WHAT IS THE PROBLEM?

U.S. debt has more than doubled over the past decade to nearly $12.4 trillion, thanks to a combination of tax cuts, wars in Iraq and Afghanistan, an expensive prescription-drug benefit and the deepest recession since the Great Depression of the 1930s.

The government posted a record $1.4 trillion deficit for the fiscal year that ended September 30, 2009, and deficits are projected to remain stubbornly high over the coming decade as costs for retirement and healthcare programs rise.

This could spur investors including China, the biggest U.S. foreign creditor, to demand higher rates for Treasury bonds, pushing the government's borrowing costs dramatically higher and crowding out spending in other areas.

WHY A COMMISSION?

Commissions are a time-honored Washington method of outsourcing difficult decisions. Budget hawks, including many lawmakers, say Congress has shown that it lacks the political will to get the budget under control.

Commissions have allowed Congress to close outdated military bases over the past two decades and shore up Social Security in the early 1980s.

But most find their proposals simply gather dust.

Typically what happens with commissions is nothing, said Stan Collender, a budget expert at Qorvis Communications who served on a commission during the 1990s to study whether the United States should create a special budget for capital expenditures.

HOW WOULD IT WORK?

The White House's preliminary proposal calls for 18 commissioners: six congressional Democrats, six congressional Republicans, and six appointed by the administration.
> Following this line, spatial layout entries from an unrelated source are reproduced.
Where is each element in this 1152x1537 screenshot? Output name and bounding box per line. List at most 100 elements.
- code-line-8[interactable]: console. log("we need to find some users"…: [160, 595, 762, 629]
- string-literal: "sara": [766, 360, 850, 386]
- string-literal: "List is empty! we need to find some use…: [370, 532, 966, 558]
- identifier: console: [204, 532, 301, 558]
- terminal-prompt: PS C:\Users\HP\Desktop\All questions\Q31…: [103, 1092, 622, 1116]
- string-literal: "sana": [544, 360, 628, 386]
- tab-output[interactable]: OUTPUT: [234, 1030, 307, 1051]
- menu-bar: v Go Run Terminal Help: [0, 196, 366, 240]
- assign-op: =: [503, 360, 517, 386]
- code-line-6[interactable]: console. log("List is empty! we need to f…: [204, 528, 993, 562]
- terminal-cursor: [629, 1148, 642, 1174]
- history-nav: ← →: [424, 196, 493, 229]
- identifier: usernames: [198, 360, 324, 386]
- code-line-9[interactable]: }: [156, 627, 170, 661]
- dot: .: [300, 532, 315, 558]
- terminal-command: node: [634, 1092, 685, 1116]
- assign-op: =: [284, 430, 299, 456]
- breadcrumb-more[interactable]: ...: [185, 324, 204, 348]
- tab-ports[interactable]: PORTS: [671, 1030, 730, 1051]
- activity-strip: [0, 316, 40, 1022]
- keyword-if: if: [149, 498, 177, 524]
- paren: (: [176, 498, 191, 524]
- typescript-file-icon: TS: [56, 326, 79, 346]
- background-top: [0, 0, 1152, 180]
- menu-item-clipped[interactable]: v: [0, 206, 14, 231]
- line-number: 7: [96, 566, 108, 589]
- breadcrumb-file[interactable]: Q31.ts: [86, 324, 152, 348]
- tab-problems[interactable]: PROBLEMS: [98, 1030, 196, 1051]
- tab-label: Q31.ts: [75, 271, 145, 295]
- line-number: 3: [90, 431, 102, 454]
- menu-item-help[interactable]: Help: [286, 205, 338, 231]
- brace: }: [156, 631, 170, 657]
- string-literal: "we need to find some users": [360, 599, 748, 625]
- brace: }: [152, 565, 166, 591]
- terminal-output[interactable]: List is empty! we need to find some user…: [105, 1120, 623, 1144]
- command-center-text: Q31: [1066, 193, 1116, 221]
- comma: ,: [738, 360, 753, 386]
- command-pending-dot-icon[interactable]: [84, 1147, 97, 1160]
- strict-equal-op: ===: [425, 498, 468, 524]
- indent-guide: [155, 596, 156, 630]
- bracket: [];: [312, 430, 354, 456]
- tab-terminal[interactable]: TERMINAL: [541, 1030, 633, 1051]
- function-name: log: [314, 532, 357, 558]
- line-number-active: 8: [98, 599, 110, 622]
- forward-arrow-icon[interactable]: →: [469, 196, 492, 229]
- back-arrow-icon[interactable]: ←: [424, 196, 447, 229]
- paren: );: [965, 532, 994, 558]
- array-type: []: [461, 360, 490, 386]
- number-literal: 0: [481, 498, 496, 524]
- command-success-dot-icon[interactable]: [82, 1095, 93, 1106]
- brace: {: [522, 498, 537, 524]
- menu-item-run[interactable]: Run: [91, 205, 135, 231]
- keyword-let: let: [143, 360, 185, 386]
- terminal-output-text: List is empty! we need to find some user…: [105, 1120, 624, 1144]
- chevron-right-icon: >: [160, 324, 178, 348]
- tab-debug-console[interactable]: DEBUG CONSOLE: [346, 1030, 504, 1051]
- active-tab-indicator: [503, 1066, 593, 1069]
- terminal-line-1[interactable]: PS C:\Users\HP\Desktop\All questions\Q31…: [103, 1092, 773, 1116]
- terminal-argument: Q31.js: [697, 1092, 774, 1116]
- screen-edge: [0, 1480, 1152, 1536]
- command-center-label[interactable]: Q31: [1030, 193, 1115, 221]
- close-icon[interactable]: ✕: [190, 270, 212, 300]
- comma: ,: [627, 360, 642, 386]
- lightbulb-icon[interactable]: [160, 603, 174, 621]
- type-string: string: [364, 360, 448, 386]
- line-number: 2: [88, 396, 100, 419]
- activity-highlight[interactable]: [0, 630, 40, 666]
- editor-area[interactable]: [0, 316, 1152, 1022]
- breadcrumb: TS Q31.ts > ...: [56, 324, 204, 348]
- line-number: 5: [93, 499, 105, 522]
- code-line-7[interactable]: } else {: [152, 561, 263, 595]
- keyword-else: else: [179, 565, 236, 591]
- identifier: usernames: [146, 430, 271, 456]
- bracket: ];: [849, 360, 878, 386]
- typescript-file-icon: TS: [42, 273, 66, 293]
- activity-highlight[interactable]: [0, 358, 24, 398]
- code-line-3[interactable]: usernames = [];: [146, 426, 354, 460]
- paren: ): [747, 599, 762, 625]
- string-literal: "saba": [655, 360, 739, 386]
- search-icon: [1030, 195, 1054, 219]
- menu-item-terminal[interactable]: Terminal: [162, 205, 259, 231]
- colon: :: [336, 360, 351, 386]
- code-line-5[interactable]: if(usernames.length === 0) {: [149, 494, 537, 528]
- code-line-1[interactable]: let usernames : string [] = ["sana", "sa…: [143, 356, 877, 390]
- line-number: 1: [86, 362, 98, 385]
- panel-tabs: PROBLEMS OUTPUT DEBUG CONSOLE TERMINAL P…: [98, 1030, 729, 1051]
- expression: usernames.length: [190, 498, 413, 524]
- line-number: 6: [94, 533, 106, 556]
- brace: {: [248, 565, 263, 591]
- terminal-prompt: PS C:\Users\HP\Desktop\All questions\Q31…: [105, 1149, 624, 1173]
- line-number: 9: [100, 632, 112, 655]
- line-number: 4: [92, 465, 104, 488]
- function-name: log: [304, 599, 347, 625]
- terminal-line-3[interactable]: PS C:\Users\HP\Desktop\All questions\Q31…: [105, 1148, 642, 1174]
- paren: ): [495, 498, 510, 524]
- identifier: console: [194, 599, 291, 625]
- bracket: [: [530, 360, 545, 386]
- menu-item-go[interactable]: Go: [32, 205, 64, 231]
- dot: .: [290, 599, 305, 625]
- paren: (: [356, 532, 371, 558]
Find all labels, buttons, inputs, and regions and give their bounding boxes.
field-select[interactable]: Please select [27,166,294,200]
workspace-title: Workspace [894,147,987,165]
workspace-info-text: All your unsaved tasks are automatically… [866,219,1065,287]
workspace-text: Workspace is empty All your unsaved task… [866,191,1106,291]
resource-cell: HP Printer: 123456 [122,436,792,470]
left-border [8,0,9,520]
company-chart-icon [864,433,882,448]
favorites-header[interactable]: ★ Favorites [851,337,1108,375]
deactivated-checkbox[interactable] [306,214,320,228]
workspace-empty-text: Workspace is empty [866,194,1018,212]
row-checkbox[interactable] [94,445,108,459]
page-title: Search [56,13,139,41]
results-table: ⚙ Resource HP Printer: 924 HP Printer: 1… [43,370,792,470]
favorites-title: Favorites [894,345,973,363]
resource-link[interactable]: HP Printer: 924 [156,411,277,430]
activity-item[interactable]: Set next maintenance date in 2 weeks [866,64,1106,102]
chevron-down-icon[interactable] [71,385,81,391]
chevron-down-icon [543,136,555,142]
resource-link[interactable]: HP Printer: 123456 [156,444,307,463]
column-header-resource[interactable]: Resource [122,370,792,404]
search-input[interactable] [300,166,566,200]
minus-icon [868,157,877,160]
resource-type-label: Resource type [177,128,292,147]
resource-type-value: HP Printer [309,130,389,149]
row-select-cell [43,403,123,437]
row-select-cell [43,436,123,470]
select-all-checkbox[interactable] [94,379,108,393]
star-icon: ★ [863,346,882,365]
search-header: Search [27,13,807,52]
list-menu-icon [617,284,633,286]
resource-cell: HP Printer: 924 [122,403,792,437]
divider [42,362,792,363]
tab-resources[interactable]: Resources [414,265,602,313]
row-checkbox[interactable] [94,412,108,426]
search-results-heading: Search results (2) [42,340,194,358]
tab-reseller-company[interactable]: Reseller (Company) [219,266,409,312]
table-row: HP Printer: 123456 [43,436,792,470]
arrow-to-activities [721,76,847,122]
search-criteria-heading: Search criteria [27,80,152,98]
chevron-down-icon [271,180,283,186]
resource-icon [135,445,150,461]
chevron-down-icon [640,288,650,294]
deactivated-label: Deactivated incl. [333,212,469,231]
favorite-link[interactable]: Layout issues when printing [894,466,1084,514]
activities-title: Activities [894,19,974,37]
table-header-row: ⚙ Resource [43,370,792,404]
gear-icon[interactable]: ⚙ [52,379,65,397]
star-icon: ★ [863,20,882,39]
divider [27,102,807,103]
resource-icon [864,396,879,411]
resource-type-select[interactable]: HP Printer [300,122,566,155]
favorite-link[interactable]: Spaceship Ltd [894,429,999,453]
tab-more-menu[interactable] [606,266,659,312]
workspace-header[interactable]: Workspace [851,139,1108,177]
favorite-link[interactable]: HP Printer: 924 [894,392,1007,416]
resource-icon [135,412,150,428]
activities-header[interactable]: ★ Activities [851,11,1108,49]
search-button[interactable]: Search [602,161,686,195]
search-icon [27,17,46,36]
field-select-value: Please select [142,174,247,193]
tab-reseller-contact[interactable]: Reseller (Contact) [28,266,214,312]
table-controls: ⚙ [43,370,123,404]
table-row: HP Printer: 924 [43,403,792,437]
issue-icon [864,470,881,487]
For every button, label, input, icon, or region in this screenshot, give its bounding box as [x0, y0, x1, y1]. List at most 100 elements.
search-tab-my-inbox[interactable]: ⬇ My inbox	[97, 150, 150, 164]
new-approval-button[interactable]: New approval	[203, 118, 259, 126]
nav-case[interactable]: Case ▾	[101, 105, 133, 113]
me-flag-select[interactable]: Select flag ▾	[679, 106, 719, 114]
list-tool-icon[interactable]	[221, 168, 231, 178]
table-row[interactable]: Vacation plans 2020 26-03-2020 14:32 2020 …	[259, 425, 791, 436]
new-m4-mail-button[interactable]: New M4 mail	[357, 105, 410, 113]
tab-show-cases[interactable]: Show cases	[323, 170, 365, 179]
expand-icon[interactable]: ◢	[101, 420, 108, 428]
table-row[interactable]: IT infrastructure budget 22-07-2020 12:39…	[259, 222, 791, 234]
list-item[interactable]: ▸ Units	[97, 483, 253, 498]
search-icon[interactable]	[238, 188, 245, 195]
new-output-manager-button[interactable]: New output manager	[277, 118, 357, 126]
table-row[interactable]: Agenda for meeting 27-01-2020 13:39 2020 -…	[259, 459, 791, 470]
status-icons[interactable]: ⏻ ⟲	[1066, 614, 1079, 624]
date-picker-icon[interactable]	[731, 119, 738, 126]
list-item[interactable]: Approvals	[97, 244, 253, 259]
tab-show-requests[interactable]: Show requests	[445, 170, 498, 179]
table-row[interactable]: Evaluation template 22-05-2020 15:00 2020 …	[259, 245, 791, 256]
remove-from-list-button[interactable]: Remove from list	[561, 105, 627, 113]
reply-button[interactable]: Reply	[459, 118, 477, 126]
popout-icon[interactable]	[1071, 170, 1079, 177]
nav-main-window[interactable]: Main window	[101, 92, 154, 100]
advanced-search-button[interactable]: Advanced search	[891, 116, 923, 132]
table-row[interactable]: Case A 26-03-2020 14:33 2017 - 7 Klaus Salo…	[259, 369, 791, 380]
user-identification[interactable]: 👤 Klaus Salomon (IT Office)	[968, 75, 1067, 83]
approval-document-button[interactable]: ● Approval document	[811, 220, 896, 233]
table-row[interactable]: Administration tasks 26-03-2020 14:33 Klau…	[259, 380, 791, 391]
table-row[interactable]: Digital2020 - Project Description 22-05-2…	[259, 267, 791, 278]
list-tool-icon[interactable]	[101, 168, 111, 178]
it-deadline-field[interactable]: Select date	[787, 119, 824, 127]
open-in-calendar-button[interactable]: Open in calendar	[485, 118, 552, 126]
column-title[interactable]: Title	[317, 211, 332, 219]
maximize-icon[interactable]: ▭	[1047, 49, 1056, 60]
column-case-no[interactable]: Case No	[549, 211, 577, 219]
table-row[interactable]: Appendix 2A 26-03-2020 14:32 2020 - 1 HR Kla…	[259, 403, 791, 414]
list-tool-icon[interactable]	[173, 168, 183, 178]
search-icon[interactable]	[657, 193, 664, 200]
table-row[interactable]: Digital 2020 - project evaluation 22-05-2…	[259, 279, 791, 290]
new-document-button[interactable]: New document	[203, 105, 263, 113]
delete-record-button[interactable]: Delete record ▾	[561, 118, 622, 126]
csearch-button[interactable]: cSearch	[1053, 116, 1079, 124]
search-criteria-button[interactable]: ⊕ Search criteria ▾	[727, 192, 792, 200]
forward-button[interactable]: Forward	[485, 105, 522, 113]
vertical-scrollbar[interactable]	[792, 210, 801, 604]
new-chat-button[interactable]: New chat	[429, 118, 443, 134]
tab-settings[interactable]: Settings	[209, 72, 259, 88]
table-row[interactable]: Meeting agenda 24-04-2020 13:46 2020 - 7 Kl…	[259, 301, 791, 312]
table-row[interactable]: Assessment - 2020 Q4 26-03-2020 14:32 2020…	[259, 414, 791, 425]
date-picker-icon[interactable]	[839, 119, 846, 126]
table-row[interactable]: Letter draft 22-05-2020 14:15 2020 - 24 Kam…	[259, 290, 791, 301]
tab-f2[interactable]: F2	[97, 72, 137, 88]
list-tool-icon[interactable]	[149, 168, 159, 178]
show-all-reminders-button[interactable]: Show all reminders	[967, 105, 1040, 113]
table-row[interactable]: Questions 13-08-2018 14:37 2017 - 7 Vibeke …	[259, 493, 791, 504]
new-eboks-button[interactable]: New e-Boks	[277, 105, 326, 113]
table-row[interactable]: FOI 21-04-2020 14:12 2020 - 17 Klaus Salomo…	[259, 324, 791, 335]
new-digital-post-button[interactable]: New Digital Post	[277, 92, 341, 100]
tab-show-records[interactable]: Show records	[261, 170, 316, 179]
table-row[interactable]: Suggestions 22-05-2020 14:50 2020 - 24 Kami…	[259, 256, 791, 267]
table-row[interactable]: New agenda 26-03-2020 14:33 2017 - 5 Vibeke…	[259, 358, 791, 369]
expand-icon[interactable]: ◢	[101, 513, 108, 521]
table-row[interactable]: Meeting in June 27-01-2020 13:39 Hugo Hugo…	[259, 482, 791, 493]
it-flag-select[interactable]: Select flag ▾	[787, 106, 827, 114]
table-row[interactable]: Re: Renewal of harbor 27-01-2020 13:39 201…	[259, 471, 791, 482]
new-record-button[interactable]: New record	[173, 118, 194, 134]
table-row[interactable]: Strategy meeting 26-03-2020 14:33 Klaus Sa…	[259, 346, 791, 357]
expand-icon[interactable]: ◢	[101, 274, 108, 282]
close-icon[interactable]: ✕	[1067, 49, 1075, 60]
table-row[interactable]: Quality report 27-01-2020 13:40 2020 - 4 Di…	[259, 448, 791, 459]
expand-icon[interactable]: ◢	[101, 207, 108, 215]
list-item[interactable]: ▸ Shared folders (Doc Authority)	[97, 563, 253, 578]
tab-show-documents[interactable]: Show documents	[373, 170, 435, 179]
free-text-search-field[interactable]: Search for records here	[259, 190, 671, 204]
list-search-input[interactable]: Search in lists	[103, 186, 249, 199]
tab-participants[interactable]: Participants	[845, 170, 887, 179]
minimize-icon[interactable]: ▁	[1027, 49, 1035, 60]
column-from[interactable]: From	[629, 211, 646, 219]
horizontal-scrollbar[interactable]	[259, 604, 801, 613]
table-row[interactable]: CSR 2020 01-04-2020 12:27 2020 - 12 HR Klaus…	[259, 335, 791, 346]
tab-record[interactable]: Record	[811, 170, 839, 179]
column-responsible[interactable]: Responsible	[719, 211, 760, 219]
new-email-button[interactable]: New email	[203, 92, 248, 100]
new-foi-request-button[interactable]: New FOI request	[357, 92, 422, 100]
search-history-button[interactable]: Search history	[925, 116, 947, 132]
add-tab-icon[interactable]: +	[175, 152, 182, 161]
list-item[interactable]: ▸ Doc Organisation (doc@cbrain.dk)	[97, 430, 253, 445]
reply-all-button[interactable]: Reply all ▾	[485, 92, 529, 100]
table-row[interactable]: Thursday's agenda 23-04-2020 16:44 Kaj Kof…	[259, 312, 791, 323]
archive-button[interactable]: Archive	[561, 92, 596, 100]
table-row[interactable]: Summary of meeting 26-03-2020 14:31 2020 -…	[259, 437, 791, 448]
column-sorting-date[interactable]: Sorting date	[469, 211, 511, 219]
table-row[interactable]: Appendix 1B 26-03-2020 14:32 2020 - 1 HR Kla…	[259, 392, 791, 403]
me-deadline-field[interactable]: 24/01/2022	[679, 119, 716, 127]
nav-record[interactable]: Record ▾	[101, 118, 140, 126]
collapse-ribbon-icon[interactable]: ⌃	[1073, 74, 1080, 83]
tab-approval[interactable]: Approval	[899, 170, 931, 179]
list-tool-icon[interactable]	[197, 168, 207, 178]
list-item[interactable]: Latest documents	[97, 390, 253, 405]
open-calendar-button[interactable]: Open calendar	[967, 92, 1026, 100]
Congressional leaders would name the lawmakers on the panel. Likely members include the top lawmakers on the House and Senate Budget committees.

The commission would have most of the year to come up with recommendations to get the budget under control, and could present them to Congress after the November 2010 elections, when lawmakers presumably are feeling less pressure to pander to voters.

Democratic leaders in Congress have promised the White House that they will bring the commission's findings up for a vote, though they are not legally required to do so.

WILL IT SUCCEED?

The commission faces several hurdles. First, the White House and congressional leaders must appoint members who are viewed as credible by Washington policymakers and willing to sign off on what is likely to be an unappetizing set of recommendations. The panel's co-chairs, Democrat Erskine Bowles and Republican Alan Simpson, helped craft a deal in the 1990s that led to budget surpluses for several years.

Second, the panel must withstand fierce lobbying by interest groups on the left or the right, which fear that it could recommend tax increases or cuts to favored programs.

Finally, it will have to win approval in Congress.

The Senate defeated a proposal to set up a commission on its own last month after seven Republicans who had backed the plan voted against it, and lawmakers are not likely to be more receptive to a White House-backed commission in which they have no personal stake.

The president would have stood a greater chance of success, but would have faced more personal political risk, by announcing an informal process -- inviting the Republican leaders into the Cabinet Room to negotiate, and in effect daring them not to show up and to bargain in good faith, said Joe Minarik, a former budget official under Democratic President Bill Clinton.